Still less than 200 years ago a war was fought over ideologies which allowed for or didn’t allow for slavery in the United States. Men and women were chained and beaten and forced to work in subhuman conditions without any rights to property. Families were torn apart and people were bought and sold like animals. The struggle to free these people was arguably more valorous than the war fought for American Independence from the British – a simple matter of property and taxation.
The Jewish Holocaust of the 20th century was a similarly insidious and despicable occurrence. Although it was not a primary cause of World War II, the post-hoc analysis of the conflict has added it to the numerous justifications that the Allied Powers had for imposing strict measures on Germany. The holocaust resonates through German culture today. The suffering of the Jewish people was as severe as could be imagined and on a scale that is nearly impossible to conceive. This was an evil unlike any that the world has ever seen.
The infringement of the human rights of minority groups today pales in comparison with these two historic tragedies. Although homosexuals are still subject to prejudice and exclusion on the basis of their sexuality, they are not, in most parts of the world, stripped of property and life. They are not herded into transport and taken away from their homes to be either the property of another human or worse to be exterminated entirely for no other reason than their sexuality.
Black men and women today are still subject to biases and prejudices. They are incarcerated at a higher rate per capita and are killed by law enforcement at a higher rate per capita. They are more likely to live in poverty than white citizens and the roots of this run deep into the past along family lines as well as in the general rules that are set against them. This seems fairly inarguable.

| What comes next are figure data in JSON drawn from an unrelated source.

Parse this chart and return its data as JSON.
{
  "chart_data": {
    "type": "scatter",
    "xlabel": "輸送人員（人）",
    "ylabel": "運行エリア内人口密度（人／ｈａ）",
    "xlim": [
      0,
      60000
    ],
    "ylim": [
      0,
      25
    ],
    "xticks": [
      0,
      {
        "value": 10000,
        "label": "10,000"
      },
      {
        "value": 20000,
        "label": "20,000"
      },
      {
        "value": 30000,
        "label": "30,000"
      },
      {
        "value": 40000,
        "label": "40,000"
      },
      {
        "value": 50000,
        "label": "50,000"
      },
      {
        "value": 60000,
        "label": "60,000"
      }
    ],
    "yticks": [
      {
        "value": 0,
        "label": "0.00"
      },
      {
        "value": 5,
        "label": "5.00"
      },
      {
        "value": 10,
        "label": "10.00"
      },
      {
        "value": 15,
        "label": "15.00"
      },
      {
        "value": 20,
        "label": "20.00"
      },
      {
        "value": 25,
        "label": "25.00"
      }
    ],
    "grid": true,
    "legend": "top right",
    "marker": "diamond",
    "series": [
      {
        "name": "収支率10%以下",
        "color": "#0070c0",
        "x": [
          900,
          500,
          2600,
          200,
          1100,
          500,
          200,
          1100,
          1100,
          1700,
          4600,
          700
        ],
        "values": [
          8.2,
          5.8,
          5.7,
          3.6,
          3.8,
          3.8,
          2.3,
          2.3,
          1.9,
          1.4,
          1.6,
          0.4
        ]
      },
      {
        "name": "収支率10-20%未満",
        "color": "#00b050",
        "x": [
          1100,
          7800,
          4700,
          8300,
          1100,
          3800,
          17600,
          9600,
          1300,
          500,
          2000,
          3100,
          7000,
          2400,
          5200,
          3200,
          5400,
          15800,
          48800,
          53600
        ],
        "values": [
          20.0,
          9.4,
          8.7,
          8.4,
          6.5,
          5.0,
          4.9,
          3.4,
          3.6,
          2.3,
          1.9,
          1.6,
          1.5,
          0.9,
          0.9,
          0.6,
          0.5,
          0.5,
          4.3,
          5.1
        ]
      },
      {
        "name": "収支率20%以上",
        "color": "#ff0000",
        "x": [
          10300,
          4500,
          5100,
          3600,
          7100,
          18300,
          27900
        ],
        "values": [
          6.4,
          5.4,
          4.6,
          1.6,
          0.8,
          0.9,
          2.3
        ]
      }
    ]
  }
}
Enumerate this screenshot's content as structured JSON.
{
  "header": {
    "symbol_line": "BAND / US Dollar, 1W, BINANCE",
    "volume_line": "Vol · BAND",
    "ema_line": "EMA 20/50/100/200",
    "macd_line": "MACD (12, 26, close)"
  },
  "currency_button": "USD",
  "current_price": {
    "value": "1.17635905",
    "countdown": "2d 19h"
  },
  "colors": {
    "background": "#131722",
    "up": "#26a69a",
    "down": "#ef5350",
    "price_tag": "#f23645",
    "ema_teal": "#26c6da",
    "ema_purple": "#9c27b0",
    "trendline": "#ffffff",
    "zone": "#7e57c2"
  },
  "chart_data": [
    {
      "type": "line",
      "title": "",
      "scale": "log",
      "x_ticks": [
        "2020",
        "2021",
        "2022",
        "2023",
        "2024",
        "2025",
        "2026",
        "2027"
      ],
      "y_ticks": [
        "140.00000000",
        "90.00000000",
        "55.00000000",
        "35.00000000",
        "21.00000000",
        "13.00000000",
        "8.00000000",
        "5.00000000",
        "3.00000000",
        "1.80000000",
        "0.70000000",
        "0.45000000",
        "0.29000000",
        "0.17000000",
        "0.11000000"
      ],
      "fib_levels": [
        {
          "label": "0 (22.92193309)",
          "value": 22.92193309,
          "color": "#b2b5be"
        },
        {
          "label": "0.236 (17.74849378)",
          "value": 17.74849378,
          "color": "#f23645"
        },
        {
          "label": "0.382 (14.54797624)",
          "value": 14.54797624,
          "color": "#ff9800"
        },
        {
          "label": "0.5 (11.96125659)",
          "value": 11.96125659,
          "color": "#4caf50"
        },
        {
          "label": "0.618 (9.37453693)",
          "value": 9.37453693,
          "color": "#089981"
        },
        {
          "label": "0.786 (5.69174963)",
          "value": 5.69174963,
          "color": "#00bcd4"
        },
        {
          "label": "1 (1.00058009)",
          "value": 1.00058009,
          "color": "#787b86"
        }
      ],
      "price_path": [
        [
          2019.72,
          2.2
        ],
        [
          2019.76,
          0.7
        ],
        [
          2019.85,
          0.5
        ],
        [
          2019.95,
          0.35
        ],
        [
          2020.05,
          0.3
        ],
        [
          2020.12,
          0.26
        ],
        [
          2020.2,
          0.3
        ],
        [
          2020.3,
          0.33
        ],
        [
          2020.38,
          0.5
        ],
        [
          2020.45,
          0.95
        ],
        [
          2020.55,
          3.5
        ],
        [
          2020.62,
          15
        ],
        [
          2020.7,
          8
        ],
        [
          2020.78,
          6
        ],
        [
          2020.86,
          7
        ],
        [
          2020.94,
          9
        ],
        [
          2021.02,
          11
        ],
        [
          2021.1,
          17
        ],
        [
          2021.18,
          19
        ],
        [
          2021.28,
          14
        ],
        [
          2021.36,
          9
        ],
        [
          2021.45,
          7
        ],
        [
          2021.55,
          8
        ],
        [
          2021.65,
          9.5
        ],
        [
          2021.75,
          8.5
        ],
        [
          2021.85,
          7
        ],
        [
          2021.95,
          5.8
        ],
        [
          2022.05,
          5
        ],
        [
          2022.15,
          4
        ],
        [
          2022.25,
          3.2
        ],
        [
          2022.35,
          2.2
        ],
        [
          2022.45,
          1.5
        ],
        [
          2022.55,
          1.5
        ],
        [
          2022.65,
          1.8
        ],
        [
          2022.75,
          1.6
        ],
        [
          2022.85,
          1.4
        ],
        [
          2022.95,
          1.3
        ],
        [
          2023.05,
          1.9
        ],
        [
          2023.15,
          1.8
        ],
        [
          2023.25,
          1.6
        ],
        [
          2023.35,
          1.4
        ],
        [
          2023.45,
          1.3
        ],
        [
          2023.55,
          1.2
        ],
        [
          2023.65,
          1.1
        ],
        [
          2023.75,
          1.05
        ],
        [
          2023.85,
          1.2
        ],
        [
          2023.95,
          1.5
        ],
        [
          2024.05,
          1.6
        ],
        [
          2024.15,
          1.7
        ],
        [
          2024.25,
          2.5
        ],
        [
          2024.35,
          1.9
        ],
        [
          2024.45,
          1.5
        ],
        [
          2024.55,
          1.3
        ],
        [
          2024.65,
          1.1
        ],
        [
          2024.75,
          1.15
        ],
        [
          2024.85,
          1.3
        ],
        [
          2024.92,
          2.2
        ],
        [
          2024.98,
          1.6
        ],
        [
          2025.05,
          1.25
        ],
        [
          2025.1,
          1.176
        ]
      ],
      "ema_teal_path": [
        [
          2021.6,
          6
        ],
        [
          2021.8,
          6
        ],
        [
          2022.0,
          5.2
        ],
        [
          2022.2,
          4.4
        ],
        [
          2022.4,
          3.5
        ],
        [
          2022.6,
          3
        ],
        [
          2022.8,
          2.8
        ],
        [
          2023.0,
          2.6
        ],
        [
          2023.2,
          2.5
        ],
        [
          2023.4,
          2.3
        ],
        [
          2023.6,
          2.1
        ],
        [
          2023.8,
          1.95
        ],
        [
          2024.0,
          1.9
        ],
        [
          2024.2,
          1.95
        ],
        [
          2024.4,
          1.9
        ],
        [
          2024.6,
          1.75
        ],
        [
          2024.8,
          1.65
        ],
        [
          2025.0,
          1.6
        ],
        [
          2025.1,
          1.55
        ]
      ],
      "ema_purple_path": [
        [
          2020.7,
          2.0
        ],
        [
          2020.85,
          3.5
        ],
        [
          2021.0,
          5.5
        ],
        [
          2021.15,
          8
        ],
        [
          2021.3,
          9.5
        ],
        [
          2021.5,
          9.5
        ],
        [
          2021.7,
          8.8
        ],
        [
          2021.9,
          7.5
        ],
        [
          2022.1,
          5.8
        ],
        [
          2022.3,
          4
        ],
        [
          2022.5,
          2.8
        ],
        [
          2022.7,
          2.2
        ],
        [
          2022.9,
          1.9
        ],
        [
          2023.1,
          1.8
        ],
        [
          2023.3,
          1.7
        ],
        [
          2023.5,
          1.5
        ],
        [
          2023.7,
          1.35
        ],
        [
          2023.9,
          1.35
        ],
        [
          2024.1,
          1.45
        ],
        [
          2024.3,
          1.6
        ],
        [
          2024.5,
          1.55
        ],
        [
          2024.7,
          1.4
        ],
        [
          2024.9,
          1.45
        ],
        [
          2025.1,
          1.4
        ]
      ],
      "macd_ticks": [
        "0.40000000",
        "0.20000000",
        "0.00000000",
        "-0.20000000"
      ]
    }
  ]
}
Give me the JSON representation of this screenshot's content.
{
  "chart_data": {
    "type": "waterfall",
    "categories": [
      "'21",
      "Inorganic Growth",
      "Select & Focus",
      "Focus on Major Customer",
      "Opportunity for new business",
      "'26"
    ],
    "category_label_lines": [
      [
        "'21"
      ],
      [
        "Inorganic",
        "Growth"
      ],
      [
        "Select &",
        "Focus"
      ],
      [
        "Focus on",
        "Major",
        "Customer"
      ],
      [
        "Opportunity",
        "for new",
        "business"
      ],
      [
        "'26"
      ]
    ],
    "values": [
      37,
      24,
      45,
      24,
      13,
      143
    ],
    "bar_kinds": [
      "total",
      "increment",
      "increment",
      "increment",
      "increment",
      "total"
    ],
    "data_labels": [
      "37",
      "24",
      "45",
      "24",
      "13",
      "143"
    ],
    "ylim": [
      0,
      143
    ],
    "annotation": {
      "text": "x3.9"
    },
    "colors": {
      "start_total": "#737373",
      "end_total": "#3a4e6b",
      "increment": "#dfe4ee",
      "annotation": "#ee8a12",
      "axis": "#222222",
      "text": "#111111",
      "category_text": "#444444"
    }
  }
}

They are not, however, chained, whipped, nor beaten. They have the right to property and can vote. They can hold any job – up to and including President of the United States of America. But the plight of the modern African American is compared to and inexorably linked to the plight of the slave – as if the two were one and the same.
The comparison of racial bias and prejudice today to slavery or to the holocaust are miscarriages of logic and reason. To the unthinking person they may seem excessive or hyperbolic, but the thinking person these comparisons should be an insult to reason and an insult to those who suffered under these institutions. Not just an insult, in fact, but a deliberate and malicious attempt to minimize their suffering by comparing as equals those who suffer, in comparison, much less.
When we see images full of white and black people together, or watch the video of the little black boy and white boy hugging, it seems to stand in stark contrast to our reality. We are told that we are in a racial war. The same goes for straights and LGBTQ+ people, to the point where being cis-gender, cis-sexuality is an odd thing and something to be embarrassed or ashamed of.
In reality, however, we do not live in a world of racial strife or strife over sexuality. We live in a world where all of these people have roughly equal rights and opportunities. Where those rights are different, we are working hard to equalize them, but this does not rise to the level of war and certainly does not compare to the fight over slavery. When we say that the rights of LGBTQ+ are infringed, it does not mean that they are being walked into gas chambers to be summarily executed. It means that they have slightly fewer opportunities.
The fight to bend your mind into believing that we are in some sort of ideological war is intended to cause you to question your reality. It goes beyond your mind into the metamind which shapes all of consciousness. You are just one node in it, a blinking light, a diode, a binary figure that contributes to it. Guard yourself against distortions or reality and see that you don’t contribute to a disturbance of the Reality Machina.